Con el tiempo partidos, poderes, poderes para controlar a los partidos y a los poderes, y la correspondiente burocracia, lograron figurar en un presupuesto cada vez más orientado a mantener a estas gavillas que a mejorar las condiciones de la nación. Los salarios, decantados por niveles, se dispararon, y a todo mundo le quedó claro que alcanzar un puesto de primer nivel, podría resolver sus necesidades económicas por una o más generaciones. Frente al arca abierta de los recursos públicos, incluidos los destinados a la educación, los obtenidos por la venta de petróleo o electricidad, más esas extraordinarias entidades financieras que se llaman sindicatos, todo mundo perdió sus creencias ideológicas, éticas o morales y se dedicó a sacar provecho del provechoso puesto logrado, más aún considerando que la deshonra, el deshonor, la mala fama, la vergüenza pública y otros espectros por el estilo, no eran sino quimeras soportables cuando se nadaba en albercas de dinero.
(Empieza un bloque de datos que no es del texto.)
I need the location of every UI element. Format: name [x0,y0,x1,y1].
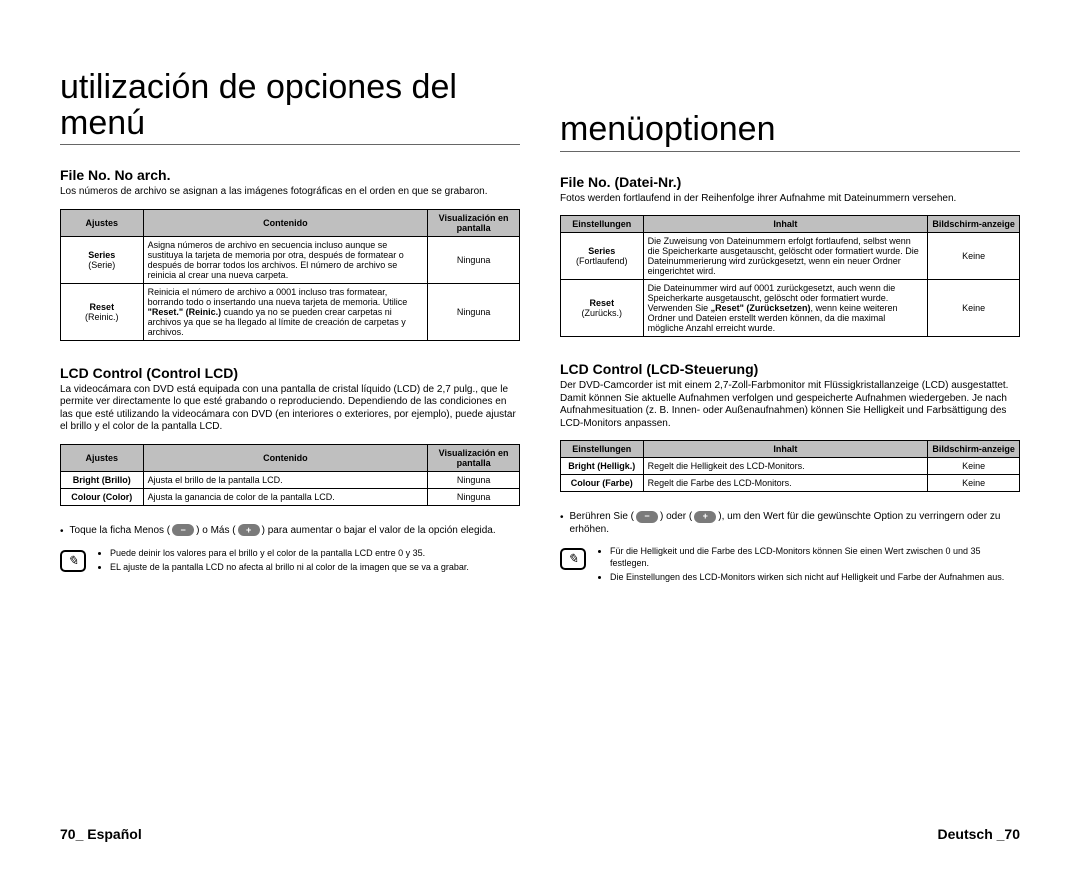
table-row: Series(Serie) Asigna números de archivo … [61,236,520,283]
note-content: Puede deinir los valores para el brillo … [96,548,469,575]
cell-content: Regelt die Farbe des LCD-Monitors. [643,475,928,492]
table-row: Reset(Zurücks.) Die Dateinummer wird auf… [561,280,1020,337]
table-fileno-de: Einstellungen Inhalt Bildschirm-anzeige … [560,215,1020,337]
table-fileno-es: Ajustes Contenido Visualización en panta… [60,209,520,341]
cell-content: Regelt die Helligkeit des LCD-Monitors. [643,458,928,475]
th: Visualización en pantalla [428,444,520,471]
intro-fileno-es: Los números de archivo se asignan a las … [60,186,520,199]
th: Einstellungen [561,441,644,458]
th: Ajustes [61,444,144,471]
bullet-text: Berühren Sie (−) oder (+), um den Wert f… [570,510,1020,536]
cell-content: Ajusta la ganancia de color de la pantal… [143,488,428,505]
bullet-touch-de: • Berühren Sie (−) oder (+), um den Wert… [560,510,1020,536]
cell-display: Keine [928,458,1020,475]
cell-label: Colour (Color) [61,488,144,505]
page-title-de: menüoptionen [560,112,1020,152]
cell-label: Bright (Brillo) [61,471,144,488]
bullet-icon: • [560,511,564,524]
cell-label: Series(Fortlaufend) [561,233,644,280]
cell-display: Ninguna [428,236,520,283]
page-title-es: utilización de opciones del menú [60,70,520,145]
page-container: utilización de opciones del menú File No… [0,0,1080,886]
heading-lcd-es: LCD Control (Control LCD) [60,365,520,381]
bullet-touch-es: • Toque la ficha Menos (−) o Más (+) par… [60,524,520,538]
bullet-icon: • [60,525,64,538]
intro-lcd-es: La videocámara con DVD está equipada con… [60,384,520,434]
table-row: Colour (Farbe) Regelt die Farbe des LCD-… [561,475,1020,492]
note-item: Puede deinir los valores para el brillo … [110,548,469,560]
table-lcd-es: Ajustes Contenido Visualización en panta… [60,444,520,506]
cell-content: Ajusta el brillo de la pantalla LCD. [143,471,428,488]
column-german: menüoptionen File No. (Datei-Nr.) Fotos … [560,70,1020,846]
cell-display: Ninguna [428,283,520,340]
heading-fileno-es: File No. No arch. [60,167,520,183]
th: Einstellungen [561,216,644,233]
intro-lcd-de: Der DVD-Camcorder ist mit einem 2,7-Zoll… [560,380,1020,430]
cell-display: Ninguna [428,471,520,488]
cell-content: Reinicia el número de archivo a 0001 inc… [143,283,428,340]
cell-content: Die Dateinummer wird auf 0001 zurückgese… [643,280,928,337]
th: Visualización en pantalla [428,209,520,236]
table-row: Colour (Color) Ajusta la ganancia de col… [61,488,520,505]
note-box-es: ✎ Puede deinir los valores para el brill… [60,548,520,575]
table-row: Bright (Helligk.) Regelt die Helligkeit … [561,458,1020,475]
th: Inhalt [643,216,928,233]
note-icon: ✎ [560,548,586,570]
note-item: Die Einstellungen des LCD-Monitors wirke… [610,572,1020,584]
cell-content: Die Zuweisung von Dateinummern erfolgt f… [643,233,928,280]
note-item: EL ajuste de la pantalla LCD no afecta a… [110,562,469,574]
cell-display: Ninguna [428,488,520,505]
plus-icon: + [238,524,260,536]
table-row: Bright (Brillo) Ajusta el brillo de la p… [61,471,520,488]
bullet-text: Toque la ficha Menos (−) o Más (+) para … [70,524,496,537]
page-footer: 70_ Español Deutsch _70 [60,826,1020,842]
th: Contenido [143,209,428,236]
note-box-de: ✎ Für die Helligkeit und die Farbe des L… [560,546,1020,585]
column-spanish: utilización de opciones del menú File No… [60,70,520,846]
th: Inhalt [643,441,928,458]
th: Contenido [143,444,428,471]
table-lcd-de: Einstellungen Inhalt Bildschirm-anzeige … [560,440,1020,492]
heading-fileno-de: File No. (Datei-Nr.) [560,174,1020,190]
cell-display: Keine [928,233,1020,280]
cell-display: Keine [928,280,1020,337]
cell-label: Series(Serie) [61,236,144,283]
th: Bildschirm-anzeige [928,441,1020,458]
cell-display: Keine [928,475,1020,492]
plus-icon: + [694,511,716,523]
intro-fileno-de: Fotos werden fortlaufend in der Reihenfo… [560,193,1020,206]
footer-right: Deutsch _70 [938,826,1020,842]
note-content: Für die Helligkeit und die Farbe des LCD… [596,546,1020,585]
table-row: Series(Fortlaufend) Die Zuweisung von Da… [561,233,1020,280]
note-item: Für die Helligkeit und die Farbe des LCD… [610,546,1020,569]
cell-content: Asigna números de archivo en secuencia i… [143,236,428,283]
heading-lcd-de: LCD Control (LCD-Steuerung) [560,361,1020,377]
footer-left: 70_ Español [60,826,142,842]
table-row: Reset(Reinic.) Reinicia el número de arc… [61,283,520,340]
minus-icon: − [636,511,658,523]
cell-label: Reset(Reinic.) [61,283,144,340]
note-icon: ✎ [60,550,86,572]
th: Ajustes [61,209,144,236]
cell-label: Colour (Farbe) [561,475,644,492]
minus-icon: − [172,524,194,536]
th: Bildschirm-anzeige [928,216,1020,233]
cell-label: Reset(Zurücks.) [561,280,644,337]
cell-label: Bright (Helligk.) [561,458,644,475]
Los grandes cárteles de la droga supieron también en su momento saciar ansiedades de funcionarios públicos y acallar conciencias estrechas.

 

Por lo mismo, fue posible observar en el 2010 a un diputado protestar el cargo, a pesar del Poder Judicial, ser luego desaforado por el mismo Congreso que lo sostuvo, y andar ahora en calidad de prófugo rico, en tanto los cárteles envalentonados se hacían de medio país o hasta acababan presentándose en calidad de inocentes víctimas. Se ensañaban los secuestradores con sus víctimas y los familiares de sus víctimas, a la vez que ocurrían secuestros “vip” con trato súper “vip” y rescates ultra “vip”.

 

La enseñanza es clara: la democracia institucional se ha corrompido a tal punto que ya no podrá sino seguirse pudriendo e infestando todo lo que toca, es la gran cloaca en que todo político acaba por flotar, mientras el país se desploma. Lo correcto sería sustituirla por otro modelo democrático y dejar atrás el existente.